Figure 1.1: Regression line and data.
\includegraphics[scale=0.8]{appplot1r}

The resulting plot in Figure 1.1 shows the regression line regx and the data x as circles. The regression line has a negative slope. We can conclude that (on average) the number of sold pullovers decreases if the price of the pullover increases. However, this result may be influenced by the two extreme observations in the upper right and lower right of the figure. XploRe can easily identify such ``outliers''. For example, the instruction

  x=paf(x,(100<x[,2])&&(x[,2]<200))
would only keep those lines of x where the sales observation is above 100 and below 200. You could now redo the previous regression in order to see how the regression line changes.


1.1.5 Printing Graphics

XploRe offers several ways to produce quality graphics for publication.
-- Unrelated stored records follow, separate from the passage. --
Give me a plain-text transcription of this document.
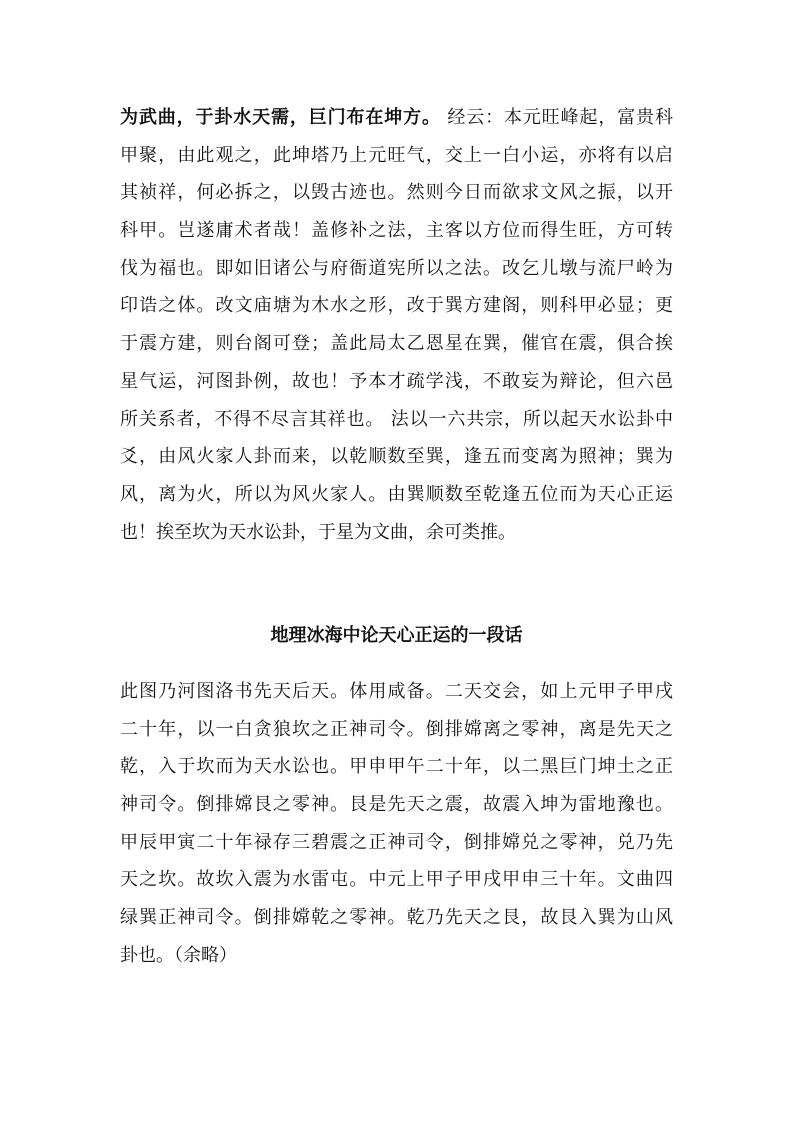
为武曲，于卦水天需，巨门布在坤方。 经云：本元旺峰起，富贵科
甲聚，由此观之，此坤塔乃上元旺气，交上一白小运，亦将有以启
其祯祥，何必拆之，以毁古迹也。然则今日而欲求文风之振，以开
科甲。岂遂庸术者哉！盖修补之法，主客以方位而得生旺，方可转
伐为福也。即如旧诸公与府衙道宪所以之法。改乞儿墩与流尸岭为
印诰之体。改文庙塘为木水之形，改于巽方建阁，则科甲必显；更
于震方建，则台阁可登；盖此局太乙恩星在巽，催官在震，俱合挨
星气运，河图卦例，故也！予本才疏学浅，不敢妄为辩论，但六邑
所关系者，不得不尽言其祥也。 法以一六共宗，所以起天水讼卦中
爻，由风火家人卦而来，以乾顺数至巽，逢五而变离为照神；巽为
风，离为火，所以为风火家人。由巽顺数至乾逢五位而为天心正运
也！挨至坎为天水讼卦，于星为文曲，余可类推。
地理冰海中论天心正运的一段话
此图乃河图洛书先天后天。体用咸备。二天交会，如上元甲子甲戌
二十年，以一白贪狼坎之正神司令。倒排嫦离之零神，离是先天之
乾，入于坎而为天水讼也。甲申甲午二十年，以二黑巨门坤土之正
神司令。倒排嫦艮之零神。艮是先天之震，故震入坤为雷地豫也。
甲辰甲寅二十年禄存三碧震之正神司令，倒排嫦兑之零神，兑乃先
天之坎。故坎入震为水雷屯。中元上甲子甲戌甲申三十年。文曲四
绿巽正神司令。倒排嫦乾之零神。乾乃先天之艮，故艮入巽为山风
卦也。（余略）
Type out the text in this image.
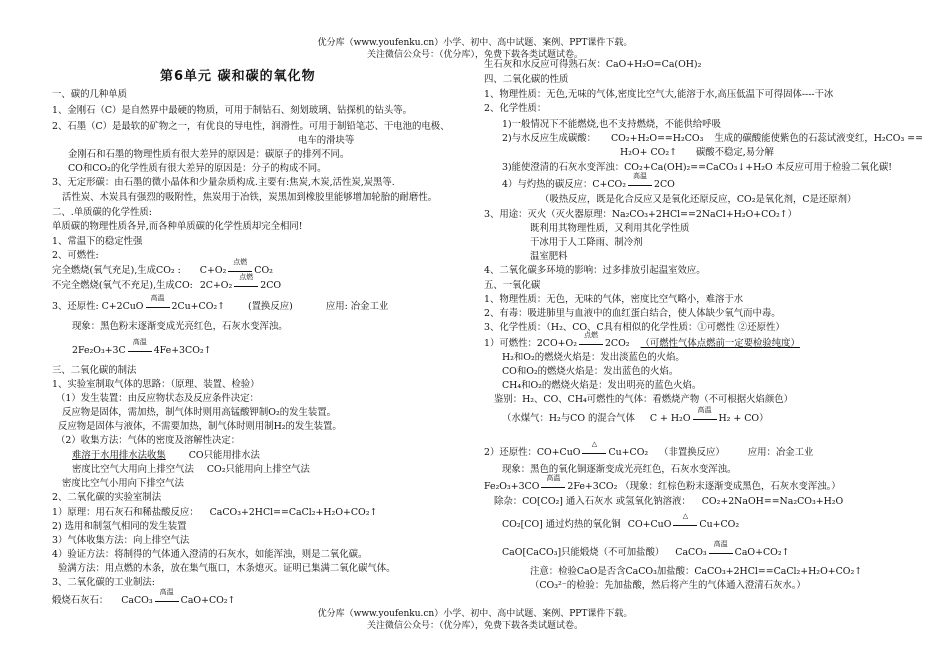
优分库（www.youfenku.cn）小学、初中、高中试题、案例、PPT课件下载。
关注微信公众号：（优分库），免费下载各类试题试卷。
第6单元 碳和碳的氧化物
一、碳的几种单质
1、金刚石（C）是自然界中最硬的物质，可用于制钻石、刻划玻璃、钻探机的钻头等。
2、石墨（C）是最软的矿物之一，有优良的导电性，润滑性。可用于制铅笔芯、干电池的电极、
电车的滑块等
金刚石和石墨的物理性质有很大差异的原因是：碳原子的排列不同。
CO和CO₂的化学性质有很大差异的原因是：分子的构成不同。
3、无定形碳：由石墨的微小晶体和少量杂质构成.主要有:焦炭,木炭,活性炭,炭黑等.
活性炭、木炭具有强烈的吸附性，焦炭用于冶铁，炭黑加到橡胶里能够增加轮胎的耐磨性。
二、.单质碳的化学性质:
单质碳的物理性质各异,而各种单质碳的化学性质却完全相同!
1、常温下的稳定性强
2、可燃性:
完全燃烧(氧气充足),生成CO₂ : C+O₂
点燃
CO₂
不完全燃烧(氧气不充足),生成CO: 2C+O₂
点燃
2CO
3、还原性: C+2CuO
高温
2Cu+CO₂↑ (置换反应)	应用: 冶金工业
现象：黑色粉末逐渐变成光亮红色，石灰水变浑浊。
2Fe₂O₃+3C
高温
4Fe+3CO₂↑
三、二氧化碳的制法
1、实验室制取气体的思路：（原理、装置、检验）
（1）发生装置：由反应物状态及反应条件决定：
反应物是固体，需加热，制气体时则用高锰酸钾制O₂的发生装置。
反应物是固体与液体，不需要加热，制气体时则用制H₂的发生装置。
（2）收集方法：气体的密度及溶解性决定：
难溶于水用排水法收集 CO只能用排水法
密度比空气大用向上排空气法 CO₂只能用向上排空气法
密度比空气小用向下排空气法
2、二氧化碳的实验室制法
1）原理：用石灰石和稀盐酸反应： CaCO₃+2HCl==CaCl₂+H₂O+CO₂↑
2) 选用和制氢气相同的发生装置
3）气体收集方法：向上排空气法
4）验证方法：将制得的气体通入澄清的石灰水，如能浑浊，则是二氧化碳。
验满方法：用点燃的木条，放在集气瓶口，木条熄灭。证明已集满二氧化碳气体。
3、二氧化碳的工业制法:
煅烧石灰石： CaCO₃
高温
CaO+CO₂↑
生石灰和水反应可得熟石灰：CaO+H₂O=Ca(OH)₂
四、二氧化碳的性质
1、物理性质：无色,无味的气体,密度比空气大,能溶于水,高压低温下可得固体----干冰
2、化学性质：
1)一般情况下不能燃烧,也不支持燃烧，不能供给呼吸
2)与水反应生成碳酸： CO₂+H₂O==H₂CO₃ 生成的碳酸能使紫色的石蕊试液变红，H₂CO₃ ==
H₂O+ CO₂↑ 碳酸不稳定,易分解
3)能使澄清的石灰水变浑浊：CO₂+Ca(OH)₂==CaCO₃↓+H₂O 本反应可用于检验二氧化碳!
4）与灼热的碳反应：C+CO₂
高温
2CO
（吸热反应，既是化合反应又是氧化还原反应，CO₂是氧化剂，C是还原剂）
3、用途：灭火（灭火器原理：Na₂CO₃+2HCl==2NaCl+H₂O+CO₂↑）
既利用其物理性质，又利用其化学性质
干冰用于人工降雨、制冷剂
温室肥料
4、二氧化碳多环境的影响：过多排放引起温室效应。
五、一氧化碳
1、物理性质：无色，无味的气体，密度比空气略小，难溶于水
2、有毒：吸进肺里与血液中的血红蛋白结合，使人体缺少氧气而中毒。
3、化学性质：（H₂、CO、C具有相似的化学性质：①可燃性 ②还原性）
1）可燃性：2CO+O₂
点燃
2CO₂ （可燃性气体点燃前一定要检验纯度）
H₂和O₂的燃烧火焰是：发出淡蓝色的火焰。
CO和O₂的燃烧火焰是：发出蓝色的火焰。
CH₄和O₂的燃烧火焰是：发出明亮的蓝色火焰。
鉴别：H₂、CO、CH₄可燃性的气体：看燃烧产物（不可根据火焰颜色）
（水煤气：H₂与CO 的混合气体 C + H₂O
高温
H₂ + CO）
2）还原性：CO+CuO
△
Cu+CO₂ （非置换反应） 应用：冶金工业
现象：黑色的氧化铜逐渐变成光亮红色，石灰水变浑浊。
Fe₂O₃+3CO
高温
2Fe+3CO₂ （现象：红棕色粉末逐渐变成黑色，石灰水变浑浊。）
除杂：CO[CO₂] 通入石灰水 或氢氧化钠溶液： CO₂+2NaOH==Na₂CO₃+H₂O
CO₂[CO] 通过灼热的氧化铜 CO+CuO
△
Cu+CO₂
CaO[CaCO₃]只能煅烧（不可加盐酸） CaCO₃
高温
CaO+CO₂↑
注意：检验CaO是否含CaCO₃加盐酸：CaCO₃+2HCl==CaCl₂+H₂O+CO₂↑
（CO₃²⁻的检验：先加盐酸，然后将产生的气体通入澄清石灰水。）
优分库（www.youfenku.cn）小学、初中、高中试题、案例、PPT课件下载。
关注微信公众号：（优分库），免费下载各类试题试卷。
You can modify the objects in a plot (point and line style, title and axes labels) and finally save the graphical display in different file formats.
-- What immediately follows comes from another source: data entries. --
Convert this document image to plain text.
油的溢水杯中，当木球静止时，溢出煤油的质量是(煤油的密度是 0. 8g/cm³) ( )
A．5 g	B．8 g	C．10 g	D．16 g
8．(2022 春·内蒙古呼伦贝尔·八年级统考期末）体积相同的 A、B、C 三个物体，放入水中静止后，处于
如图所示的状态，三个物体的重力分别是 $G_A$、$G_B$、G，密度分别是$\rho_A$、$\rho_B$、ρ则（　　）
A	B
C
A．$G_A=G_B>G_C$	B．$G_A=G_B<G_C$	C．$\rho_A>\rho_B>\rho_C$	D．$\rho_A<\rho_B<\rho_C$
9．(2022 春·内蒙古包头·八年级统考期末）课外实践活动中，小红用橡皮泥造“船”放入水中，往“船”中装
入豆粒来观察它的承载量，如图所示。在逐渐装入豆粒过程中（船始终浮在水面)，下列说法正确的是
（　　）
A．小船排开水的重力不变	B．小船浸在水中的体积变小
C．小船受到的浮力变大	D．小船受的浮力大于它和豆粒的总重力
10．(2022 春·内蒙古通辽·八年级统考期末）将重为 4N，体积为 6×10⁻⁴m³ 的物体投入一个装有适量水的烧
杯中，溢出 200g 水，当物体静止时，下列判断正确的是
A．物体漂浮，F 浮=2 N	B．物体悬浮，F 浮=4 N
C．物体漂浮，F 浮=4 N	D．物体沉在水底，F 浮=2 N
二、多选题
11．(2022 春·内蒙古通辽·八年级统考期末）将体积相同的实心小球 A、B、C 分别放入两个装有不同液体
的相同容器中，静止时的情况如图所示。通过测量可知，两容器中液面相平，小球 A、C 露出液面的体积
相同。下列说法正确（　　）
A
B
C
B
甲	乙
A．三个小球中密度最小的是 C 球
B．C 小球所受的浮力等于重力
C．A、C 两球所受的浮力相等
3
Let's continue with the regression example from the previous subsection. We can improve the graphic by several graphic tools. For example,

  x=setmask(x,"large","blue","cross")
  plot(x)
  setgopt(plotdisplay,1,1,"xlabel","price","ylabel","sales")
will show the data points as blue crosses and the axes labels with the appropriate names of the variables. We can set a title for the display in the same way:
  setgopt(plotdisplay,1,1,"title","Pullover Data")
The final plot is shown in Figure 1.2.

Figure 1.2: Final regression plot.
\includegraphics[scale=0.8]{appplot2}

Graphical displays can be printed or saved to a file. If you click on the display plotdisplay, the Print menu will appear in the menu bar of XploRe . This menu offers three choices: to Printer prints the display directly on your default printer, to Bitmap file ... saves the display to a Windows Bitmap file, to PostScript file ... saves the display to a PostScript file. The two latter menu items open a file manager box, where you can enter the file name. Here you see the resulting PostScript plot:

\includegraphics[scale=0.425]{appplot3}

PostScript files can also be printed by an XploRe instruction:

  print(plotdisplay,"Plot1.ps")
will save the display plotdisplay into the file Plot1.ps.